I’ve been asked for more videos about the mental and emotional side of being a creative person recently, so this week I’ve been thinking about how we use language to shape our experience.

This can be as simple as how you talk about ten minutes of unpicking – is that a disaster that spirals into a terrible day, or is that re-done seam a temporary inconvenience that makes the dress better anyway?

But I’m going to take it a little further. When Jessie commented on one of my videos recently she used the phrase “…with my anxiety…”, and I suggested that one very small change to that phrase could change her relationship with her mental and emotional health.

I tackle this subject with some trepidation – I’m not a mental health professional, and I’m perhaps veering out of my lane here – but I know this one little shift has been helpful for me, and so I share it in the hope that it can help make your days easier too.

Is it “my anxiety” or “the anxiety”?

I hope this inspires you this week!

 

Transcript

Hello again, I am back with slightly dodgy lighting but we’ll see what we can do. You’ve asked me for more of these videos, so here I am.

So I was answering some of the comments on other videos and Jessie made a comment, in passing, she talked about, “…with my anxiety…” and I said to her, there’s another way you could put that, in terms of the language that you use because – just try this on for size. The way that we look at the world forms what’s true for us. So there’s very little in the world that’s objective, everybody has their own subjective way of looking at the world. So a lot of how we experience the world, how we experience ourselves, is based on how we subjectively view it. That’s how you get two different people in the same situation, taking away a completely different meaning from it. One person thinks it’s the end of the world, another person thinks it’s, the end is just the beginning of something else. So the way that you think about things, the way that you talk about things particularly, the way that you talk about your experience, dictates sometimes how much power it has over you.

So when you talk about “my anxiety,” what if you switched that, very subtly, and started talking about “the anxiety”, because by switching “my” anxiety to “the” anxiety, you are completely changing your relationship to that situation. So for example, “my anxiety” feels like part of me, it’s here to stay, there’s nothing I can do about it, whereas “the anxiety” is more of an unwelcome shotgun passenger in your life and it’s along for the ride but this was not your choice. It’s tagged along. And so, that isn’t to say that I’m telling you you’re wrong if you really feel that you’ve got mental or emotional issues that are here to stay, and it’s a case of managing that. I’m not negating that or saying that that’s wrong, your situation is your situation. What I’m saying is, by saying “the” anxiety, you’re putting a fence around it and putting it over here, rather than it being in you, and that then means that you’re not flawed or wrong anymore. It’s THE anxiety, over here.

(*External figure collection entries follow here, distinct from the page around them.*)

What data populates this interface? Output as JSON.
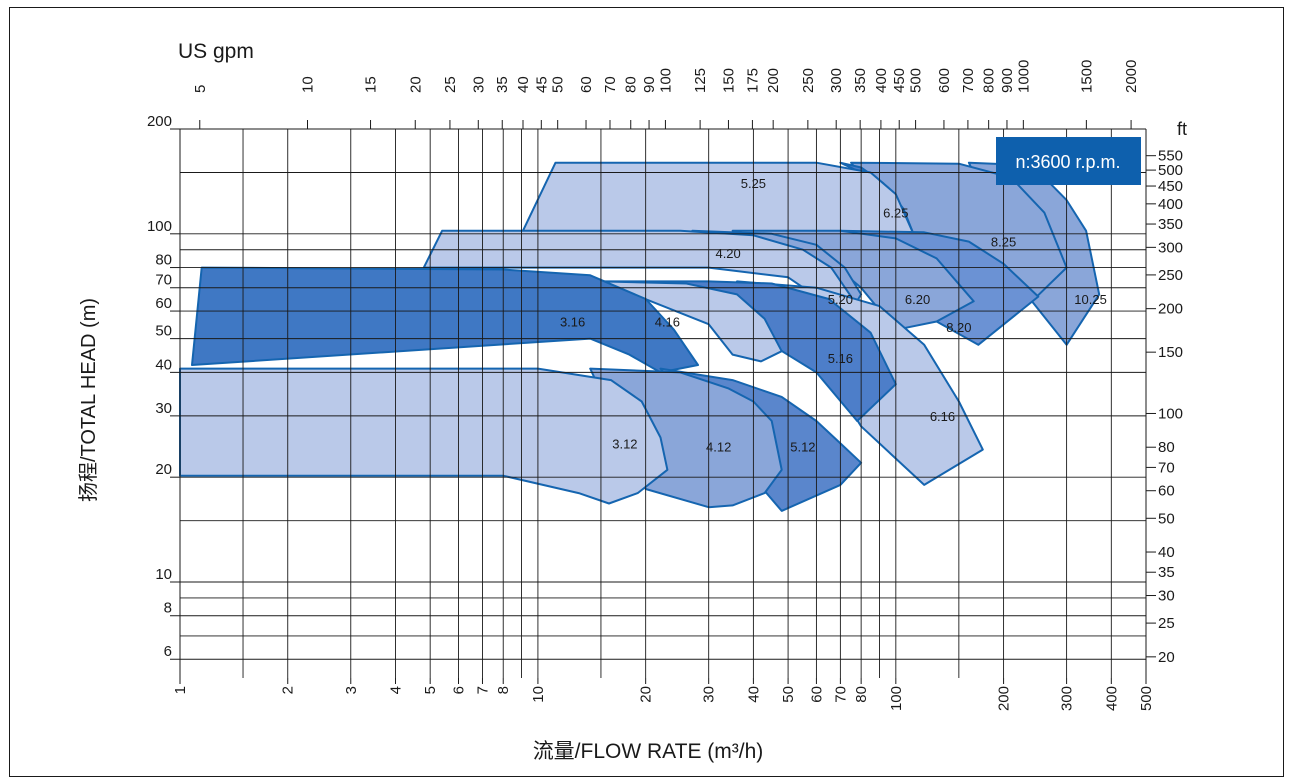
{
  "chart_data": {
    "type": "area",
    "xlabel": "流量/FLOW RATE (m³/h)",
    "ylabel": "扬程/TOTAL HEAD (m)",
    "x_scale": "log",
    "y_scale": "log",
    "xlim": [
      1,
      500
    ],
    "ylim": [
      5.3,
      200
    ],
    "x_ticks": [
      "1",
      "2",
      "3",
      "4",
      "5",
      "6",
      "7",
      "8",
      "10",
      "20",
      "30",
      "40",
      "50",
      "60",
      "70",
      "80",
      "100",
      "200",
      "300",
      "400",
      "500"
    ],
    "y_ticks": [
      "6",
      "8",
      "10",
      "20",
      "30",
      "40",
      "50",
      "60",
      "70",
      "80",
      "100",
      "200"
    ],
    "top_axis": {
      "label": "US gpm",
      "ticks": [
        "5",
        "10",
        "15",
        "20",
        "25",
        "30",
        "35",
        "40",
        "45",
        "50",
        "60",
        "70",
        "80",
        "90",
        "100",
        "125",
        "150",
        "175",
        "200",
        "250",
        "300",
        "350",
        "400",
        "450",
        "500",
        "600",
        "700",
        "800",
        "900",
        "1000",
        "1500",
        "2000"
      ]
    },
    "right_axis": {
      "label": "ft",
      "ticks": [
        "550",
        "500",
        "450",
        "400",
        "350",
        "300",
        "250",
        "200",
        "150",
        "100",
        "80",
        "70",
        "60",
        "50",
        "40",
        "35",
        "30",
        "25",
        "20"
      ]
    },
    "badge": "n:3600 r.p.m.",
    "grid": true,
    "series": [
      {
        "name": "10.25",
        "label_at": [
          350,
          65
        ],
        "color": "#8aa6d9",
        "outline": [
          [
            160,
            160
          ],
          [
            215,
            158
          ],
          [
            260,
            145
          ],
          [
            300,
            125
          ],
          [
            340,
            102
          ],
          [
            370,
            67
          ],
          [
            300,
            48
          ],
          [
            240,
            64
          ]
        ]
      },
      {
        "name": "8.25",
        "label_at": [
          200,
          95
        ],
        "color": "#8aa6d9",
        "outline": [
          [
            75,
            160
          ],
          [
            150,
            159
          ],
          [
            210,
            145
          ],
          [
            260,
            115
          ],
          [
            300,
            80
          ],
          [
            240,
            64
          ],
          [
            185,
            55
          ],
          [
            140,
            75
          ],
          [
            110,
            100
          ],
          [
            90,
            125
          ]
        ]
      },
      {
        "name": "6.25",
        "label_at": [
          100,
          115
        ],
        "color": "#4d7ec9",
        "outline": [
          [
            70,
            160
          ],
          [
            80,
            155
          ],
          [
            92,
            140
          ],
          [
            105,
            118
          ],
          [
            112,
            100
          ],
          [
            102,
            92
          ],
          [
            95,
            105
          ],
          [
            80,
            150
          ]
        ]
      },
      {
        "name": "5.25",
        "label_at": [
          40,
          140
        ],
        "color": "#bac9e9",
        "outline": [
          [
            11.2,
            160
          ],
          [
            60,
            160
          ],
          [
            85,
            150
          ],
          [
            100,
            130
          ],
          [
            112,
            100
          ],
          [
            80,
            100
          ],
          [
            60,
            100
          ],
          [
            9,
            100
          ]
        ]
      },
      {
        "name": "8.20",
        "label_at": [
          150,
          54
        ],
        "color": "#6b92d4",
        "outline": [
          [
            70,
            102
          ],
          [
            120,
            101
          ],
          [
            160,
            95
          ],
          [
            200,
            82
          ],
          [
            250,
            66
          ],
          [
            170,
            48
          ],
          [
            130,
            56
          ],
          [
            110,
            70
          ]
        ]
      },
      {
        "name": "6.20",
        "label_at": [
          115,
          65
        ],
        "color": "#8aa6d9",
        "outline": [
          [
            35,
            102
          ],
          [
            70,
            102
          ],
          [
            100,
            97
          ],
          [
            130,
            85
          ],
          [
            165,
            64
          ],
          [
            130,
            56
          ],
          [
            100,
            53
          ],
          [
            80,
            70
          ],
          [
            60,
            90
          ]
        ]
      },
      {
        "name": "5.20",
        "label_at": [
          70,
          65
        ],
        "color": "#8aa6d9",
        "outline": [
          [
            27,
            102
          ],
          [
            45,
            100
          ],
          [
            60,
            93
          ],
          [
            72,
            80
          ],
          [
            80,
            67
          ],
          [
            75,
            60
          ],
          [
            68,
            63
          ],
          [
            60,
            78
          ],
          [
            50,
            92
          ]
        ]
      },
      {
        "name": "4.20",
        "label_at": [
          34,
          88
        ],
        "color": "#bac9e9",
        "outline": [
          [
            5.4,
            102
          ],
          [
            25,
            102
          ],
          [
            40,
            99
          ],
          [
            55,
            90
          ],
          [
            66,
            80
          ],
          [
            75,
            66
          ],
          [
            65,
            60
          ],
          [
            60,
            66
          ],
          [
            50,
            75
          ],
          [
            30,
            80
          ],
          [
            4.8,
            80
          ]
        ]
      },
      {
        "name": "6.16",
        "label_at": [
          135,
          30
        ],
        "color": "#bac9e9",
        "outline": [
          [
            36,
            73
          ],
          [
            60,
            70
          ],
          [
            90,
            62
          ],
          [
            120,
            48
          ],
          [
            150,
            33
          ],
          [
            175,
            24
          ],
          [
            120,
            19
          ],
          [
            80,
            28
          ],
          [
            60,
            45
          ],
          [
            45,
            60
          ]
        ]
      },
      {
        "name": "5.16",
        "label_at": [
          70,
          44
        ],
        "color": "#4d7ec9",
        "outline": [
          [
            15,
            73
          ],
          [
            30,
            73
          ],
          [
            45,
            72
          ],
          [
            65,
            65
          ],
          [
            85,
            52
          ],
          [
            100,
            37
          ],
          [
            78,
            29
          ],
          [
            60,
            40
          ],
          [
            45,
            48
          ]
        ]
      },
      {
        "name": "4.16",
        "label_at": [
          23,
          56
        ],
        "color": "#bac9e9",
        "outline": [
          [
            15,
            73
          ],
          [
            26,
            72
          ],
          [
            36,
            67
          ],
          [
            43,
            57
          ],
          [
            48,
            46
          ],
          [
            42,
            43
          ],
          [
            35,
            45
          ],
          [
            30,
            55
          ]
        ]
      },
      {
        "name": "3.16",
        "label_at": [
          12.5,
          56
        ],
        "color": "#3f78c4",
        "outline": [
          [
            1.15,
            80
          ],
          [
            8,
            79
          ],
          [
            14,
            76
          ],
          [
            20,
            65
          ],
          [
            24,
            53
          ],
          [
            28,
            42
          ],
          [
            22,
            40
          ],
          [
            18,
            45
          ],
          [
            14,
            50
          ],
          [
            1.08,
            42
          ]
        ]
      },
      {
        "name": "5.12",
        "label_at": [
          55,
          24.5
        ],
        "color": "#5a86cc",
        "outline": [
          [
            22,
            41
          ],
          [
            35,
            38
          ],
          [
            48,
            34
          ],
          [
            60,
            29
          ],
          [
            70,
            25
          ],
          [
            80,
            22
          ],
          [
            70,
            19
          ],
          [
            48,
            16
          ]
        ]
      },
      {
        "name": "4.12",
        "label_at": [
          32,
          24.5
        ],
        "color": "#8aa6d9",
        "outline": [
          [
            14,
            41
          ],
          [
            25,
            40
          ],
          [
            34,
            36
          ],
          [
            40,
            33
          ],
          [
            45,
            29
          ],
          [
            48,
            21
          ],
          [
            43,
            18
          ],
          [
            35,
            16.6
          ],
          [
            30,
            16.4
          ],
          [
            20,
            18.5
          ]
        ]
      },
      {
        "name": "3.12",
        "label_at": [
          17.5,
          25
        ],
        "color": "#bac9e9",
        "outline": [
          [
            1,
            41
          ],
          [
            10,
            41
          ],
          [
            16,
            38
          ],
          [
            19.5,
            33
          ],
          [
            22,
            26
          ],
          [
            23,
            21
          ],
          [
            19,
            18
          ],
          [
            15.8,
            16.8
          ],
          [
            13,
            18
          ],
          [
            8,
            20.2
          ],
          [
            1,
            20.2
          ]
        ]
      }
    ]
  }
}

It’s like the same thing as, if you catch the flu, you don’t start talking about “my” flu, and you know, I’ve had it for weeks now, my flu. You don’t talk about it that way, it’s “the” flu, it’s separate. So it means that, if you do that, it means that you’re no longer flawed or wrong, it’s over here, it’s separate from you and it means also that you can fight it and you can dislike it and you can hate it, even. But you can hate the anxiety without hating yourself because the anxiety, or whatever struggle that you’re going through, is separate from you, it’s not part of you and you become, it becomes easier for you to be somebody you can love and look after because this thing that you dislike that you’re dealing with, is over here, it’s not something that’s wrong with you.

So, tell me what you think. I mean, I’m not, full disclaimer, obviously I’m not any kind of doctor or psychologist, this is just a simple change in the way that we talk about how we experience ourselves so it may help a little bit in how you deal with these things. So I hope that’s helpful. Leave me a comment and tell me what you think and get inspired and be assured that, I think I’m trying to say there’s nothing wrong with you. We think of these things as something wrong with us and it’s really not. It’s, I know a guy called Mastin Kipp, who you can find on Instagram and he did this amazing shift in mindset, where he takes things like mental and emotional health issues, things that are usually referred to as “disorders” and changes the language to “response”, as in, this is a response to some sort of trauma in your life, and that’s a whole nother subject. But he just made me think about, little shifts we can make in the language we use and the way we think about the things we’re struggling with, that can make it a little bit easy to live with ourselves.

So yeah, tell me what you think. That’s a big subject and I’m not truly qualified, I’m just talking about my experience. So I hope that helps you and go do some sewing this week, get creative and do something to love yourself. See you soon.